Besting the transfer is the uncompressed PCM 5.1 surround track included here, which is a true stunner. Really, modern action soundtracks don't get much better than this -- and it is meant to be played loud one, so turn this one up to get the most bang for your Blu-ray buck. (Note, however, that Sony has not included the DTS option that appeared on the standard DVD "Superbit" edition of 'S.W.A.T.' However, I found this PCM track to be superior.)
Just about every aspect of the sound design of 'S.W.A.T.' seems engineered to whup you on the back of the head. Hard. No, it's not subtle, but the complete 360-degree soundfield is almost constantly engaged. Imaging between channels is just about seamless, with highly effective (if far from subtle) deployment of sound effects, score and even some dialogue to the rears.

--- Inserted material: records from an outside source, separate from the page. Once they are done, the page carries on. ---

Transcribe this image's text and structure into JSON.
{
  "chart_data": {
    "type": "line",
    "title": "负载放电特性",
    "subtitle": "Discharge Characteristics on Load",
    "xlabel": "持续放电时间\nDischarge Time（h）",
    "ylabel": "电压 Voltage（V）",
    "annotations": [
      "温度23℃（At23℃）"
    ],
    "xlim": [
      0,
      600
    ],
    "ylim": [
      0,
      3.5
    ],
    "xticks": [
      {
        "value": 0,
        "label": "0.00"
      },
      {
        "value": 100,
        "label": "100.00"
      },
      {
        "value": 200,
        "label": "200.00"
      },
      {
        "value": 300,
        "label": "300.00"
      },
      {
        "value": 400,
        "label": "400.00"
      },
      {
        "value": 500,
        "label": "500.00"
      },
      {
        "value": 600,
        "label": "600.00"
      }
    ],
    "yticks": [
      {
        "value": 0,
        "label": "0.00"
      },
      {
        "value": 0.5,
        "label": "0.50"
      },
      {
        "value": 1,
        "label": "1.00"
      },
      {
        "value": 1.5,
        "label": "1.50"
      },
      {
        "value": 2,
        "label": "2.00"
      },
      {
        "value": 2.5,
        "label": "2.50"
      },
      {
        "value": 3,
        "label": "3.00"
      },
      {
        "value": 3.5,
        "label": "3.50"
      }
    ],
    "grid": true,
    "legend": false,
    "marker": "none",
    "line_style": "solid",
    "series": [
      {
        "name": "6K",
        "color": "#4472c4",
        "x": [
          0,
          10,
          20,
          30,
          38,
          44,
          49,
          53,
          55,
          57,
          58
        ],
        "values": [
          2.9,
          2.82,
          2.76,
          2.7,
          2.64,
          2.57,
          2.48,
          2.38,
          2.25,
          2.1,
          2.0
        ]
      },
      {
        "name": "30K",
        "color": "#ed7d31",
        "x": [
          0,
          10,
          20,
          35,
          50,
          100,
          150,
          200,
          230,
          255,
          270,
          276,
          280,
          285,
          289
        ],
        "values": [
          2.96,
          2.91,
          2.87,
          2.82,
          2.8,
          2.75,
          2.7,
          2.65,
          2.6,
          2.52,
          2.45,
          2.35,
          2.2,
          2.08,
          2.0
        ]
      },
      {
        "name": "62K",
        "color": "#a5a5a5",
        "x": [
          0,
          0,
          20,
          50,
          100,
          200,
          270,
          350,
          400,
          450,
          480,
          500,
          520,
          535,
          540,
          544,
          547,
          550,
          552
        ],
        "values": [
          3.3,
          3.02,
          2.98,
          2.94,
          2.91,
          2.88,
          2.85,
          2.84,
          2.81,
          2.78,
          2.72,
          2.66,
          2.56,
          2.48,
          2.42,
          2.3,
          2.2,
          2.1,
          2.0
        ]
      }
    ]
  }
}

Dynamic range is also impeccable, with even the non-stop gunfire and bombast of the action scenes never too harsh or abrasive. And the .1 LFE gets a total workout, delivering some great pumping bass. Dialogue, too, is nicely balanced in the mix, though a tad quiet for my taste (though I tend to like my dialogue on the louder side, so that is a personal bias). In any case, it is hard to imagine anyone being disappointed with a mix as strong as this one.
Though the standard DVD release of 'S.W.A.T.' came loaded with plenty of extras, Sony couldn't cobble much of them together for its Blu-ray release. Maybe when the studio finally gets those BD-50 dual-layer discs perfected, and/or switches over to the VC1 compression codec, that will change...
Oddly, the only goodies we get is a collection of eight Deleted Scenes, which were not the most interesting of the extras on the previous DVD. Aside from the alternate opening, the majority of the scenes are character-building bits, though nothing essentially. Unfortunately, there is no optional filmmaker commentary provided, so there is little perspective available to understand the scenes anyway.
The only other "extra" is the usual Sony Blu-ray preview trailer.
'S.W.A.T.' is a big, dumb, loud action movie. It was a big hit at the box office, however, so if you've already gotten this far into this review, you probably don't care what I have to say anyway. But as a Blu-ray release, this one is no great shakes. The transfer is indeed mighty fine, sure, and the soundtrack even better, but extras are slim and the disc is quite pricey considering what you get. Chalk this up as another early Blu-ray title that is not yet indicative of what the format is truly capable of.